Por: Marvin Barquero 2 agosto, 2016

San José.

El eventual uso comercial del biodiésel en Costa Rica está más cerca mediante ensayos realizados por empresas privadas, en la obtención de material de reproducción de la palmera de coyol y la higuerilla, en el cultivo de esas plantas y en la producción final del biocombustible.

Green Integrated Energies es una de esa empresas privadas, la cual en sus ensayos logró reducir el tiempo de germinación de la planta de coyol, de cinco años a solo seis semanas.

Mientras tanto, Agronegocios Costa Rica llegó este año al nivel de ofrecer productos biolubricantes y bioaerosoles logrados a partir de aceite extraído de la higuerilla.

Julian Burlage, socio de Green Integrated Energies, explicó que ese avance se logró luego de varios años de investigaciones. Hace tres años, señaló, lograron ese menor tiempo en la reproducción y actualmente ya están vendiendo material de reproducción (plantas) a escala comercial a varias empresas.

Ensayos ubicados en Bagaces, Guanacaste, permitieron acelerar la germinación de la palmera de Coyol, con lo cual se supera uno de los obstáculos para incentivar el cultivo de este producto.
Ensayos ubicados en Bagaces, Guanacaste, permitieron acelerar la germinación de la palmera de Coyol, con lo cual se supera uno de los obstáculos para incentivar el cultivo de este producto.

El coyol es una palmera cuyos frutos tienen alto contenido de aceite, el cual se utiliza como materia prima para la elaboración del biodiésel.

Por otro lado, la higuerilla es una planta que produce granos altamente aceitosos. Se puede sembrar en asocio con el café.

Carlos Blair, gerente y propietario de Agronegocios Costa Rica, explicó que productores impulsados por ellos ya tienen 100 hectáreas con higuerilla en la zona de Los Santos, Guanacaste y la zona sur.

De acuerdo con Burlage, la empresa Green Integrated Energies tiene en este momento capacidad para sumistrar hasta 100.000 plantas mensuales de coyol en caso de que exista la demanda.

Algunas empresas privadas, como ganaderías grandes y plantaciones de caña de azúcar, mantienen ensayos para el cultivo de Coyol con fines comerciales, comentó Burlage.

Estos ensayos privados no requieren de aprobación estatal y su avance es solo responsabilidad de los empresarios, reconocieron Burlage y representantes de otras compañías.
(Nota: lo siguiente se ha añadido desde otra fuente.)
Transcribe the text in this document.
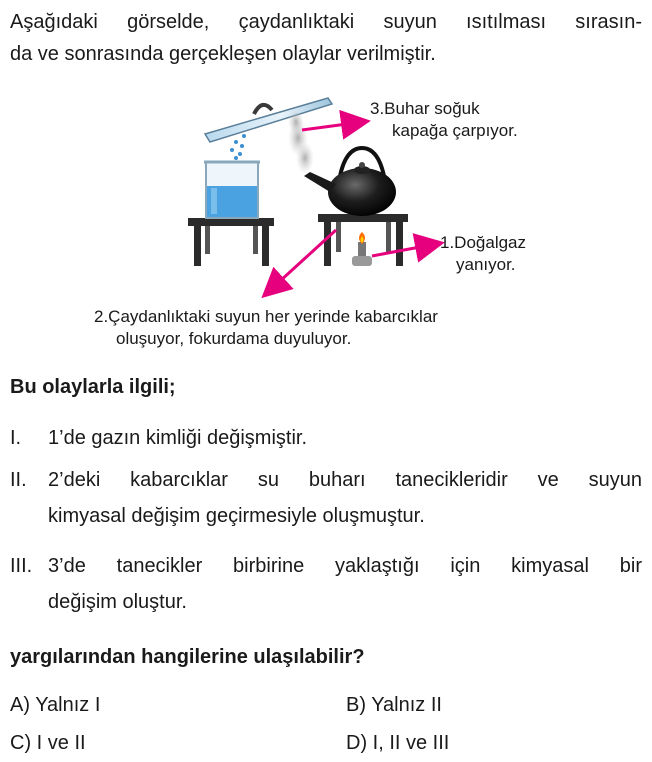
Aşağıdaki görselde, çaydanlıktaki suyun ısıtılması sırasın-
da ve sonrasında gerçekleşen olaylar verilmiştir.
3.Buhar soğuk
kapağa çarpıyor.
1.Doğalgaz
yanıyor.
2.Çaydanlıktaki suyun her yerinde kabarcıklar
oluşuyor, fokurdama duyuluyor.
Bu olaylarla ilgili;
I. 1’de gazın kimliği değişmiştir.
II. 2’deki kabarcıklar su buharı tanecikleridir ve suyun
kimyasal değişim geçirmesiyle oluşmuştur.
III. 3’de tanecikler birbirine yaklaştığı için kimyasal bir
değişim oluştur.
yargılarından hangilerine ulaşılabilir?
A) Yalnız I	B) Yalnız II
C) I ve II	D) I, II ve III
Estas iniciativas se conocen luego de que la empresa cooperativa Coopeciagro R. L. y la compañía Corporación Internacional de Energías Limpias Óptimas anunciaron avances en la consecusión de financiamiento para su plan de sembrar 120.000 hectáreas, especialmente con coyol para extraer biodiésel.
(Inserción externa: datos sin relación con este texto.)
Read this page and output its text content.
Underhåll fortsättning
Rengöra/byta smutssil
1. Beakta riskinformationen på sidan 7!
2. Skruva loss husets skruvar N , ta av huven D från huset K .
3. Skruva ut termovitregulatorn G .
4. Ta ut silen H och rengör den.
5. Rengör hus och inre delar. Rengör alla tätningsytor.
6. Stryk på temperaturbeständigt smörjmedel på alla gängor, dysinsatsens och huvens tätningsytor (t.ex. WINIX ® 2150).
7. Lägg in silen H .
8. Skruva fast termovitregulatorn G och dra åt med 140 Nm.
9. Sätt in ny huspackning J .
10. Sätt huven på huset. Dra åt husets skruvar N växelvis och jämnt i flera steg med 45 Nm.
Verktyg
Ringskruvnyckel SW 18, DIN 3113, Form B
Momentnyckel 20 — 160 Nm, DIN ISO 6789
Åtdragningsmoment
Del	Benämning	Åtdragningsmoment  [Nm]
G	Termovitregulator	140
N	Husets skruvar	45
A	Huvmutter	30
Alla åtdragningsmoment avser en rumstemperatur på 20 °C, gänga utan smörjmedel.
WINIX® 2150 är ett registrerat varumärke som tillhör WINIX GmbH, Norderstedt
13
Aprovechamiento. La fruta de Coyol tiene actualmente tres mercados, anadió Burlage. Uno de ellos es el aceite para el biodiésel, pero también se puede triturar para obtener un rico alimento animal (en especial para el ganado) y se puede utilizar para encendido de calderas.

Esto permite que firmas como Panamerican Wodds se interesen en mantener ensayos con esa planta. Esta compañía tiene grandes plantaciones de teca en Guanacaste y ahora se adentra en el coyol.
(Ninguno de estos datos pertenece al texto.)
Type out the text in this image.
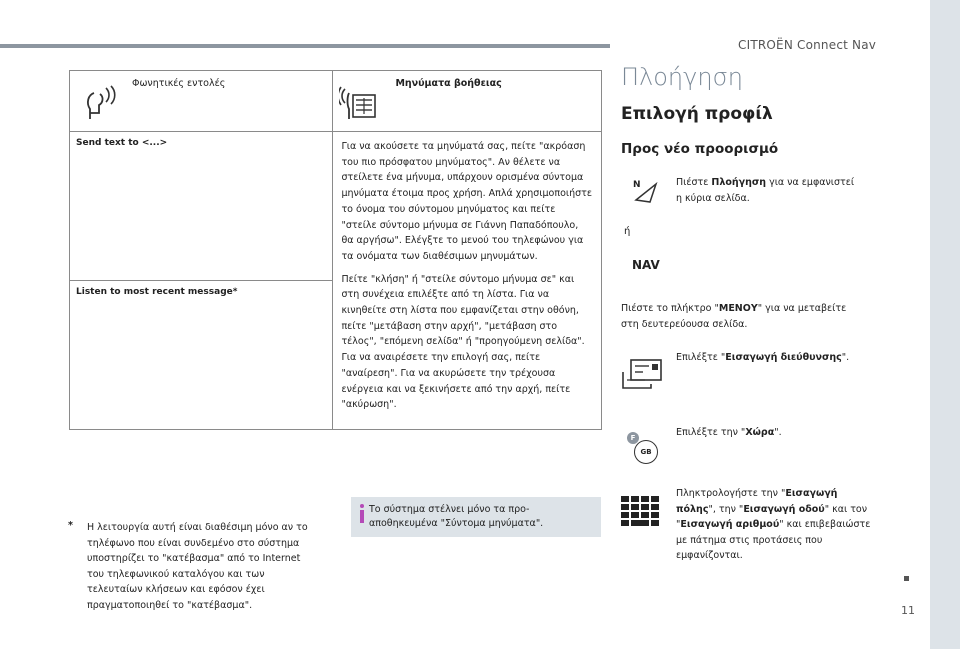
CITROËN Connect Nav
11
Φωνητικές εντολές	Μηνύματα βοήθειας

Send text to <...>	Για να ακούσετε τα μηνύματά σας, πείτε "ακρόαση του πιο πρόσφατου μηνύματος". Αν θέλετε να στείλετε ένα μήνυμα, υπάρχουν ορισμένα σύντομα μηνύματα έτοιμα προς χρήση. Απλά χρησιμοποιήστε το όνομα του σύντομου μηνύματος και πείτε "στείλε σύντομο μήνυμα σε Γιάννη Παπαδόπουλο, θα αργήσω". Ελέγξτε το μενού του τηλεφώνου για τα ονόματα των διαθέσιμων μηνυμάτων.
Πείτε "κλήση" ή "στείλε σύντομο μήνυμα σε" και στη συνέχεια επιλέξτε από τη λίστα. Για να κινηθείτε στη λίστα που εμφανίζεται στην οθόνη, πείτε "μετάβαση στην αρχή", "μετάβαση στο τέλος", "επόμενη σελίδα" ή "προηγούμενη σελίδα". Για να αναιρέσετε την επιλογή σας, πείτε "αναίρεση". Για να ακυρώσετε την τρέχουσα ενέργεια και να ξεκινήσετε από την αρχή, πείτε "ακύρωση".

Listen to most recent message*	
* Η λειτουργία αυτή είναι διαθέσιμη μόνο αν το τηλέφωνο που είναι συνδεμένο στο σύστημα υποστηρίζει το "κατέβασμα" από το Internet του τηλεφωνικού καταλόγου και των τελευταίων κλήσεων και εφόσον έχει πραγματοποιηθεί το "κατέβασμα".
Το σύστημα στέλνει μόνο τα προ-αποθηκευμένα "Σύντομα μηνύματα".
Πλοήγηση
Επιλογή προφίλ
Προς νέο προορισμό
N	Πιέστε Πλοήγηση για να εμφανιστεί η κύρια σελίδα.
ή
NAV
Πιέστε το πλήκτρο "ΜΕΝΟΥ" για να μεταβείτε στη δευτερεύουσα σελίδα.
Επιλέξτε "Εισαγωγή διεύθυνσης".
F
GB
Επιλέξτε την "Χώρα".
Πληκτρολογήστε την "Εισαγωγή πόλης", την "Εισαγωγή οδού" και τον "Εισαγωγή αριθμού" και επιβεβαιώστε με πάτημα στις προτάσεις που εμφανίζονται.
Folkert Kottman, gerente general de la división Panamerican Plantation, explicó que buscan un cultivo que requiera de poca asistencia y que se siembre en áreas fuera del margen óptimo de la teca. En esa búsqueda, detalló, llegaron al coyol, pues se trata de una palmera que no necesita muchas condiciones óptimas.

Agregó que la empresa mantiene un ensayo para ver los resultados comerciales del coyol. Dijo que tienen posibilidad de sembrar comercialmente al menos entre 200 y 300 hectáreas.

En el ensayo, la compañía mantiene dos hectáreas de plantación de coyol, donde mide el desarrollo de las palmas, cuántas frutas produce cada palmera y la productividad general por hectárea. Después de eso se tomará la decisión de continuar o no con la plantación comercial.

Reconoció que luego de varios años de estudio, Green Integrated Energies presento resultados muy interesantes en cuanto a rendimientos. Además, se valora la posibilidad de instalar plantas extractoras de aceite y productoras de biodiésel en algunos puntos de la Península de Nicoya, lo cual abarataría el transporte y volvería más viable por costos la plantación comercial.

Por su parte, Blair aseguró que su compañía es la única que actualmente puede decir que tiene un producto final en el mercado. Dijo que al cambiar el biolubricante (aceite de motor) que ya tiene en el mercado la empresa, ese desecho se vuelve a utilizar como materia prima en la producción de biodiésel.

De esa manera, será un negocio muy rentable para las compañías autobuseras y para empresas con grandes flotillas de distribución de productos en Costa Rica.